Obviously I’ve gushed the most over Wrath’s superb execution of the typically weak story development seen in older World of Warcraft efforts. Outside of story, it has to be mentioned that the art and audio direction in this game almost make me wish I had purchased the Collector’s Edition. Blizzard’s portfolio has, for me, been a source of many childhood drawings, tracings and other artistic musings. I remember when I brought the Diablo instruction booklet to school with me multiple times, reading the background of the world and characters over and over whenever I had the chance. So it means a lot to me when I say that the art in this game is the best they’ve ever done. The soundtrack is equally fantastic, and I have not once turned the music off while playing the game, even months after release.

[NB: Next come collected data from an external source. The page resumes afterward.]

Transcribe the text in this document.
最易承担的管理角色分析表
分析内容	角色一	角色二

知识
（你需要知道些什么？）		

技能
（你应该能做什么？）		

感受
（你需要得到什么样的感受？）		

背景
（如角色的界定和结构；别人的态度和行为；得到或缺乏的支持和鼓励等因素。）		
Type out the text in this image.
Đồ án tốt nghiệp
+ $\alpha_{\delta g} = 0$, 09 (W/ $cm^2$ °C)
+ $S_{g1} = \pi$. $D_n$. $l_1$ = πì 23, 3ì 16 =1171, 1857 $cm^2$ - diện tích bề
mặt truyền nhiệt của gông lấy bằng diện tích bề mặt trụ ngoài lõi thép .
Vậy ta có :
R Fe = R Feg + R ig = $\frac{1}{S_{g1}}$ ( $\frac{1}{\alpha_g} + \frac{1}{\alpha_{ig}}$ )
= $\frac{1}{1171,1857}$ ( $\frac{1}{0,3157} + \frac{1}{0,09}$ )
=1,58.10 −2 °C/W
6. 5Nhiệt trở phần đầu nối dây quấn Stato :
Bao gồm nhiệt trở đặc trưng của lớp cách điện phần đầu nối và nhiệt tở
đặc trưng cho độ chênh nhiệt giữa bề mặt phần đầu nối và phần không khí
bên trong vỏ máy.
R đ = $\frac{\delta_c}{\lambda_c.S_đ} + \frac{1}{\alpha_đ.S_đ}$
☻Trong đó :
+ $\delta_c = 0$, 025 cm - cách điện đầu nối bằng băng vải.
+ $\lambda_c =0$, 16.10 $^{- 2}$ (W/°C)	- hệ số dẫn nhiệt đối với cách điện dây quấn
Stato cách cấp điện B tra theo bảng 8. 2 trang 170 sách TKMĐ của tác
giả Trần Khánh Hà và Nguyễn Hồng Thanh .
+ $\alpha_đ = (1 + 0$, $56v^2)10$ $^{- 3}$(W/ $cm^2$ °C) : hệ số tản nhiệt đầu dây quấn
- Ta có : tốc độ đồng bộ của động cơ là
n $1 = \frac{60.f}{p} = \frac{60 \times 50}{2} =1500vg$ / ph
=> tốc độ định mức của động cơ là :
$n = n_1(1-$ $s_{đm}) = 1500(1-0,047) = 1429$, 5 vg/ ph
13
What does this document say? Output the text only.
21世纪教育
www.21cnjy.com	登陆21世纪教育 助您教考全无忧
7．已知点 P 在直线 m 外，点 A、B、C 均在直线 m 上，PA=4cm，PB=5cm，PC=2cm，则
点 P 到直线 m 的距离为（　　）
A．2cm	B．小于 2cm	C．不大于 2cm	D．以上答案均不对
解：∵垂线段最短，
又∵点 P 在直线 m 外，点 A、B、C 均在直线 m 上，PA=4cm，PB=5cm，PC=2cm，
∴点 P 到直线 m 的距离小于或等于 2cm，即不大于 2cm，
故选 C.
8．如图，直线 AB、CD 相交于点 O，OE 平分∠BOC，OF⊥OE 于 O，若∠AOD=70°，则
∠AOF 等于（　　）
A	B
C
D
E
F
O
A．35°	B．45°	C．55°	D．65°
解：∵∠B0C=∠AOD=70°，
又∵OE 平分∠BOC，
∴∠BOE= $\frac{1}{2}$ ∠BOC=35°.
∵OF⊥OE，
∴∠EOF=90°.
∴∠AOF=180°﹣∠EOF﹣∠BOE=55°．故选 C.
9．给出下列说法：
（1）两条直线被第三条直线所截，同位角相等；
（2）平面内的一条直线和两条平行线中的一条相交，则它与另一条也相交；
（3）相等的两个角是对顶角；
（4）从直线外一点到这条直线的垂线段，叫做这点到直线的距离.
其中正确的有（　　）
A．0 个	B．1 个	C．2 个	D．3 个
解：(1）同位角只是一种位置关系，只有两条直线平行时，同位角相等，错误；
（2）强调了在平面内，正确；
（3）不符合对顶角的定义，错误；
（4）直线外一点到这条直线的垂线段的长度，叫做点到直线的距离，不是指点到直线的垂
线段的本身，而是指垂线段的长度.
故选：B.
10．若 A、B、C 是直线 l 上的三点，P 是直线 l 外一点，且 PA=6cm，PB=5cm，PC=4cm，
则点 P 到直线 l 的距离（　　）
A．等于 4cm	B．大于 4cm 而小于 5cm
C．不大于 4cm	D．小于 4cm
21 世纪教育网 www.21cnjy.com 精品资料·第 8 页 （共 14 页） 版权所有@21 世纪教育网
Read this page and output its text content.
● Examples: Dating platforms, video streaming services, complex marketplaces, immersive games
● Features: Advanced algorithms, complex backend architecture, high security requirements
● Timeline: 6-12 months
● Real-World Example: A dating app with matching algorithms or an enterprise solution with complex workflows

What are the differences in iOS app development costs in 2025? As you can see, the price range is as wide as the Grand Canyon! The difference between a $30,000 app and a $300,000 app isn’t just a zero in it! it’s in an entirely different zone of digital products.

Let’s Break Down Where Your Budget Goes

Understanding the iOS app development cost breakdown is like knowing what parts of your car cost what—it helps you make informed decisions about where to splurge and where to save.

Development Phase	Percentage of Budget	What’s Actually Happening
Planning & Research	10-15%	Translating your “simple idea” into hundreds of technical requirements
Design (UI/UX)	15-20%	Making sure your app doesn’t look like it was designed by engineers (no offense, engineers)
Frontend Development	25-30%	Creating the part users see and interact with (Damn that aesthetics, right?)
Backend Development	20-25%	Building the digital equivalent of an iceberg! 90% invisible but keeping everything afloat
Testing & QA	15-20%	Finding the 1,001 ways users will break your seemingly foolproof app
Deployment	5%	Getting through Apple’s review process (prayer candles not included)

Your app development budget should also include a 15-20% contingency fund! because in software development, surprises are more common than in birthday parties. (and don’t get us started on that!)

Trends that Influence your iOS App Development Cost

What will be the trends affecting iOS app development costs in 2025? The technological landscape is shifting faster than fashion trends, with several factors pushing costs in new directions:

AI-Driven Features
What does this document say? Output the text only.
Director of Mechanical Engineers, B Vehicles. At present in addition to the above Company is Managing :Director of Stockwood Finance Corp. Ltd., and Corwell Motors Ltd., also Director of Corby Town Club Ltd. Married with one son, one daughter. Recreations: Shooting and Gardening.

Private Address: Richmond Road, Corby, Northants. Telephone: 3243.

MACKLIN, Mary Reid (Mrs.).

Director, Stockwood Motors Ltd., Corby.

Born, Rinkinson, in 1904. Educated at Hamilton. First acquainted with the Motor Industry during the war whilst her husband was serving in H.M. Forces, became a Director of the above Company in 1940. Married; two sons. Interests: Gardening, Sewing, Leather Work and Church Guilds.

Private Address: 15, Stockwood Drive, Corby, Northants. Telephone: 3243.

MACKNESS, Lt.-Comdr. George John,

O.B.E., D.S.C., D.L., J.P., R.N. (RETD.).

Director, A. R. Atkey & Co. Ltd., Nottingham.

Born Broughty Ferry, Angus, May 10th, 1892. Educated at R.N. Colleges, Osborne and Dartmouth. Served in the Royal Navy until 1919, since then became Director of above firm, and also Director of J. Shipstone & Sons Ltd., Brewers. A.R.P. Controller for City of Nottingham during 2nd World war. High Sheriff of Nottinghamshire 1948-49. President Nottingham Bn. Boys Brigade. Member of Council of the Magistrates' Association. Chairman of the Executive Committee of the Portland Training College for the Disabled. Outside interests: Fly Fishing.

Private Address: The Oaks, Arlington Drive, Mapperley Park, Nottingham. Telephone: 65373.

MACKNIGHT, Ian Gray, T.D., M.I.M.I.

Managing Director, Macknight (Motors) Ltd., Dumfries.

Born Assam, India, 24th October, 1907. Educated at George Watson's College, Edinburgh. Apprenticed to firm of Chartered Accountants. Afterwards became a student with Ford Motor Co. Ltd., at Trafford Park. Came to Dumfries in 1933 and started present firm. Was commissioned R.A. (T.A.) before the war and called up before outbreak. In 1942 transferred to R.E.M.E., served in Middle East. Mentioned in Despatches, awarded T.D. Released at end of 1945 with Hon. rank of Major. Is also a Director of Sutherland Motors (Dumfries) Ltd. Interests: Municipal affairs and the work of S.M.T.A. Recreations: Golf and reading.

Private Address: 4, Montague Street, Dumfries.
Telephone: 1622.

It’s actually humorous to think of doing a review, especially this far into the post-release period, of an MMO’s expansion. Regardless of the game, committed players are going to purchase the new content because it’s practically required to do anything of merit. But this review isn’t to persuade those who haven’t made the plunge. Instead, it’s written to highlight what has been an evolution in the MMO spectrum. Say what you will about WoW addictions, time wasting and so on, but I’m hard-pressed to find any true flaws in Wrath. A gaming experience, when done correctly as it is here, is important regardless of genre. Yet, you either like MMOs or you don’t — that’s really what it boils down to. But for me, playing through a new chapter in the Warcraft story has been worth the time and monetary investment, and I’m sure some of those 11.5 million players feel the same way.
- MMO players feeling dismayed by thinly sliced storylines seen in other games and previous World of Warcraft titles; a redemption of immersive storylines.
- Tastes that lean toward the appreciation of the Warcraft lore and its continuation.
- Gamers interested in seeing what an MMO can do “right.”